Details
-
Bug
-
Resolution: Fixed
-
Blocker
-
2.0-beta
-
None
-
Security Level: Public
-
None
Description
256 vbuckets won't scale well at large clusters and data set.
Per email thread we had, we should try 1260 vbuckets:
>> sizes_cleanly(1260, 30)
=> [2, 3, 4, 5, 6, 7, 9, 10, 12, 14, 15, 18, 20, 21, 28, 30]
>> sizes_cleanly(1680, 30)
=> [2, 3, 4, 5, 6, 7, 8, 10, 12, 14, 15, 16, 20, 21, 24, 28, 30]
>> sizes_cleanly(1440, 30)
=> [2, 3, 4, 5, 6, 8, 9, 10, 12, 15, 16, 18, 20, 24, 30]
So 1260 is divisible by 2, 3, 4, 5, 6, 7, 8, 10 etc. They are "happy" cluster sizes because they divide count of vbuckets cleanly so it's possible to perfectly balance vbuckets for them.
1440 doesn't have 7 but does have 9 instead. And 1440 does not have 14 but it has 16 instead.

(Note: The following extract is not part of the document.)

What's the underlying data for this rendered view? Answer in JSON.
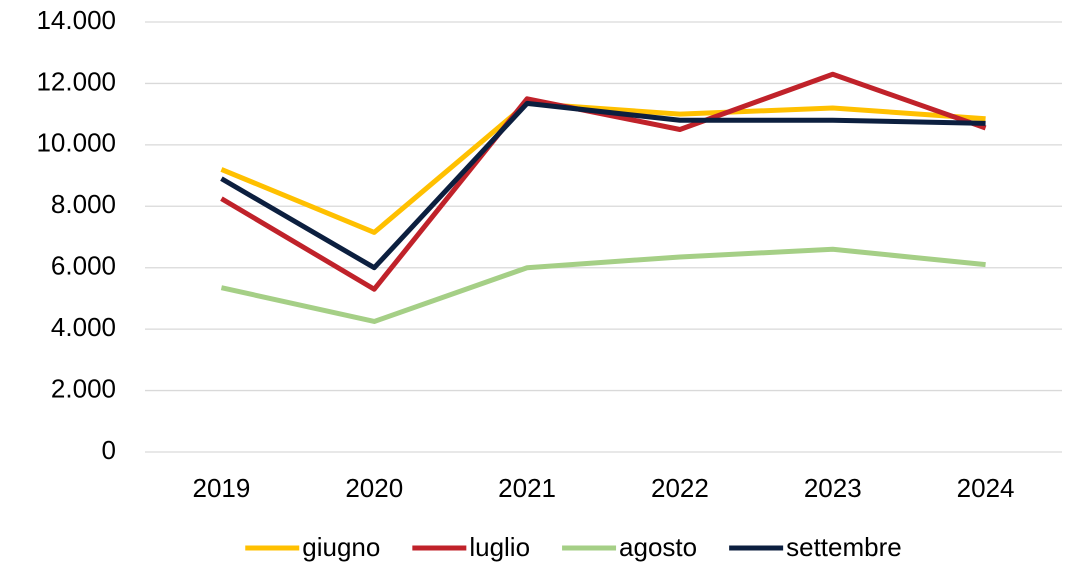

So they're quite close but 1260 has more "happy" cluster sizes below 30 than 1440. And happy sizes are a bit smaller. And because smaller installations are more frequent it makes sense to prefer 1260.
Interestingly, up to 100 and 50 nodes they have same count of "happy" sizes. In general, with larger cluster sizes happy sizes are rarer anyways.
If 1260 is a bit too large for us we can consider other values in table above. And of course we can rank them better by multiplying happy cluster sizes by probability of seeing them in real world.